Celebrity stylist Denise Ho talks about why it's crucial that we turn to sustainability and more ethical fashion.

"Things pretty much started by being aware of what's going on with the world and asking the right questions. I used to have a children's wear brand (called A for Apple) and being in trade shows just made me depressed as there was way too much junk out there.

I eventually stopped my brand and got into fashion sustainability. The idea of reselling clothes for charity came when Typhoon Haiyan hit the Philippines and now it's become a continuous project.

I've also joined [an organisation] called Luxarity and we organise charity sales once or twice a year. The next one is actually this coming Saturday and Sunday at The Space on Hollywood Road. Then there is Redress Hong Kong, which promotes environmental sustainability in fashion. I love working with them and I style all their fashion shows and shoots. I am also trying to promote Fashion Revolution, which focuses on ethics and responsibility in fashion.

What is wrong about the fashion industry today? Oh my, where do I start? First is the fact that fashion has become so disposable. The amount of unworn items that we get from donations and from trash bins is shocking. The industry is creating more waste than ever. It is getting very scary. Also, the demand is for quantity instead of quality. Since fast fashion became popular, I have appreciated quality much more. That's why I love vintage clothes so much - it's hard to find the same level of craftsmanship and handiwork they had back then.
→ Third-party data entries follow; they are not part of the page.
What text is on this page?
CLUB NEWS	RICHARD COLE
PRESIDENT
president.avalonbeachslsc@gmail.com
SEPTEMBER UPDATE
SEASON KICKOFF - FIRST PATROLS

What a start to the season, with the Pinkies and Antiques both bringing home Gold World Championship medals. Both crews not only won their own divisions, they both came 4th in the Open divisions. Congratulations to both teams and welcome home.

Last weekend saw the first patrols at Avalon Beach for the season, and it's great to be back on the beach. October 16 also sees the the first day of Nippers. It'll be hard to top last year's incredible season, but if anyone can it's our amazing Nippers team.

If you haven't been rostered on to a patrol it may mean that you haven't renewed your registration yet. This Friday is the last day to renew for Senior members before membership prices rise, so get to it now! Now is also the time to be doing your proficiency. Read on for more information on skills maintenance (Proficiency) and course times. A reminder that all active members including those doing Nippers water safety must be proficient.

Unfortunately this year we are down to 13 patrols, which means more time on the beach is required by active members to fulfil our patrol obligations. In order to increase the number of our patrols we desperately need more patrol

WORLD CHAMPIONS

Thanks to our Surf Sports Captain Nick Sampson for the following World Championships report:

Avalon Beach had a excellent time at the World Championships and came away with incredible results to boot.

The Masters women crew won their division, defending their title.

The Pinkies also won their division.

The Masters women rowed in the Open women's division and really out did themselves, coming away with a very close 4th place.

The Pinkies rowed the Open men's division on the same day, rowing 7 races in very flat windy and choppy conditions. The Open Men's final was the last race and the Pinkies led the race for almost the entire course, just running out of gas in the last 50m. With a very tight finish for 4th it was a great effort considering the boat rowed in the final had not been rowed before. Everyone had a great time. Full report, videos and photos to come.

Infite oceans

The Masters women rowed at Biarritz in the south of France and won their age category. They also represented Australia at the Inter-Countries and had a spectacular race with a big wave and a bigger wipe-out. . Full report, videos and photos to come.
Obviously, digital media has changed the industry a lot in terms of instant demands. The popularity of "selfies" has pushed people to focus on themselves more than ever, which is why it is important to do good things for other people. It seems like Instagram has changed everything in fashion, especially in Hong Kong. I know people get upset over it but the world will move forward no matter what. It's a matter of how to embrace the good and get rid of the bad. Maybe it's time to not take it too seriously.

I think anyone who is trying to make a difference in the industry is amazing. Doing a little something is better than doing nothing. I understand that it is tough because it is a business and it is all about profits. But I would say designers who stand their ground and continue to make quality clothing that lasts are very respectable. For example, Yohji [Yamamoto] made it clear he is not a fan of fast fashion and I think it takes a lot to make a comment like that, especially when Comme des Garcons did a collaboration with H&M.

Yes, there is a growing movement towards sustainability in Asia, as it is in Asia where most of these problems are happening. Even though we can blame Western countries, the situation can be improved by education and building awareness. I believe people do sense the problems but just don't know where to start.

Educating people [about ethical and sustainable fashion] is the biggest challenge in Hong Kong, because it's still quite new for the most part. It is not like in Europe and America, where you are surrounded by people talking about it all the time.